Monday, August 17, 2009

Dubai likely to record 31,000 surplus residential units

According to a JP Morgan report, a surplus of 31,000 residential units could be recorded in Dubai, mainly due to the decline in expatriate population, while the shortage of units in Abu Dhabi is hoped to rise to 28,000 by the year-end.

In the short-term, the non-residential sector in the UAE will continue to be under pressure, owing to global financial crisis. However, historical shortage of both retail and commercial space in Abu Dhabi has kept tab against fall in leasing rates well below Dubai, reveals an investment bank report on MENA (Middle East North Africa) real estate.

Ever-since its peak during mid-2008, the average transaction volumes are down by 60 percent during the first half of 2009, compared to that during same period in 2008. Despite the slight pickup in transaction volumes recently, the supply overhand in Dubai property sector will touch 28,500 by end of the year, because of the modest economic forecast and negative population growth estimates, JP Morgan said.

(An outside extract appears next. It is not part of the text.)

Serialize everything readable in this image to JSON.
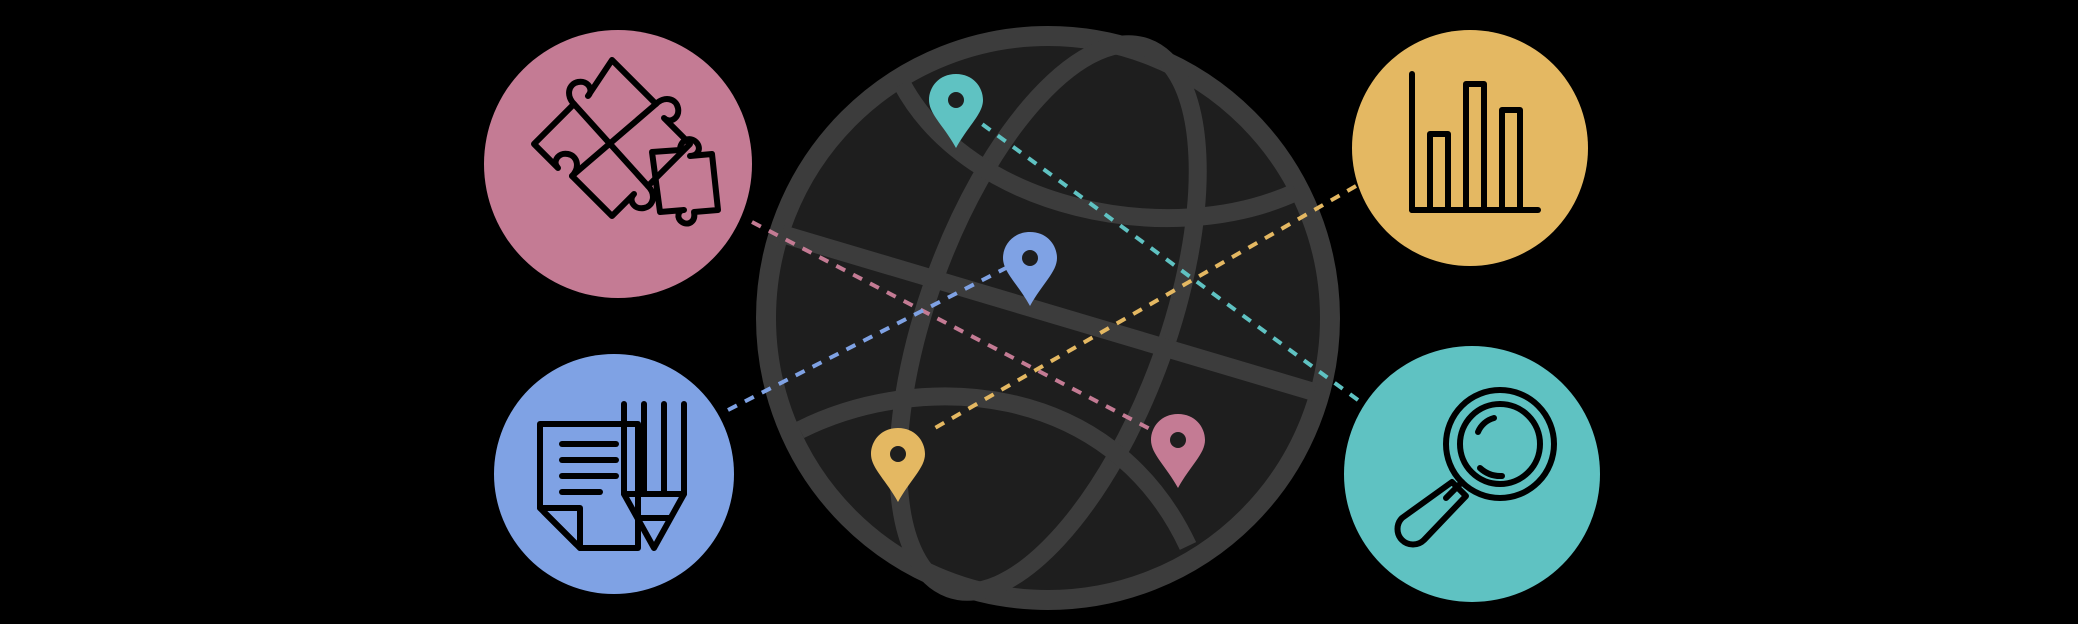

Furthermore, after 2009, the JP Morgan says that the forecast of 3.5 percent population growth for Dubai is unlikely to absorb the surplus residential units, which according to Colliers International, will total to 25,000 per annum in the next three years.

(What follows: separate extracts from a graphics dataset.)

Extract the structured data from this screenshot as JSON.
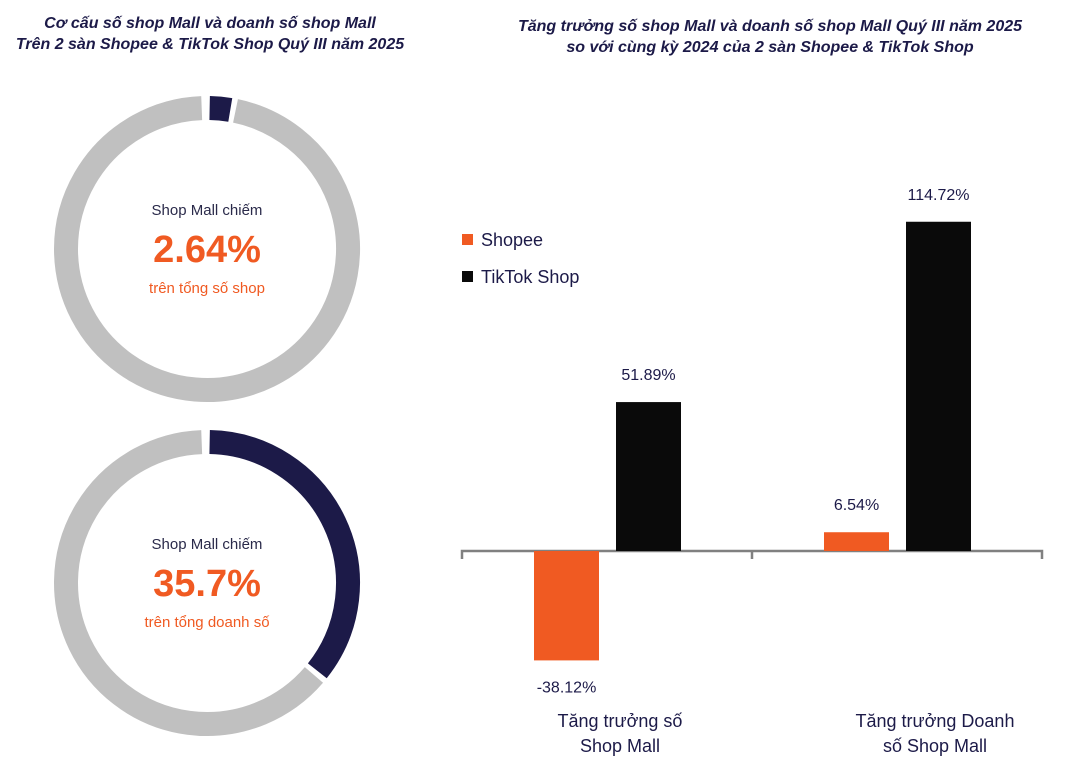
{
  "left_title": {
    "line1": "Cơ cấu số shop Mall và doanh số shop Mall",
    "line2": "Trên 2 sàn Shopee & TikTok Shop Quý III năm 2025"
  },
  "right_title": {
    "line1": "Tăng trưởng số shop Mall và doanh số shop Mall Quý III năm 2025",
    "line2": "so với cùng kỳ 2024 của 2 sàn Shopee & TikTok Shop"
  },
  "colors": {
    "mall": "#1c1a48",
    "rest": "#c0c0c0",
    "shopee": "#f05a22",
    "tiktok": "#0a0a0a",
    "accent_text": "#f05a22",
    "axis": "#808080"
  },
  "chart_data": [
    {
      "type": "pie",
      "donut": true,
      "share_percent": 2.64,
      "value_label": "2.64%",
      "caption_top": "Shop Mall chiếm",
      "caption_bottom": "trên tổng số shop"
    },
    {
      "type": "pie",
      "donut": true,
      "share_percent": 35.7,
      "value_label": "35.7%",
      "caption_top": "Shop Mall chiếm",
      "caption_bottom": "trên tổng doanh số"
    },
    {
      "type": "bar",
      "categories": [
        [
          "Tăng trưởng số",
          "Shop Mall"
        ],
        [
          "Tăng trưởng Doanh",
          "số Shop Mall"
        ]
      ],
      "series": [
        {
          "name": "Shopee",
          "values": [
            -38.12,
            6.54
          ],
          "labels": [
            "-38.12%",
            "6.54%"
          ]
        },
        {
          "name": "TikTok Shop",
          "values": [
            51.89,
            114.72
          ],
          "labels": [
            "51.89%",
            "114.72%"
          ]
        }
      ],
      "legend": "top-left",
      "grid": false
    }
  ]
}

However, given Dubai's large infrastructure investment, the city's positioning which makes it accessible to neighbouring economies out of which few are facing economic challenges, and Dubai being a liberal tax-free business-friendly destination, a surprise demand recovery from regional investors, exposed to less stable geo-political environments, cannot be ruled out, the Bank concludes.

Contrastingly, the short-term supply of homes in Abu Dhabi is fairly limited. The high occupancy levels are unlikely to ease from near 100 percent any time soon, the Bank said.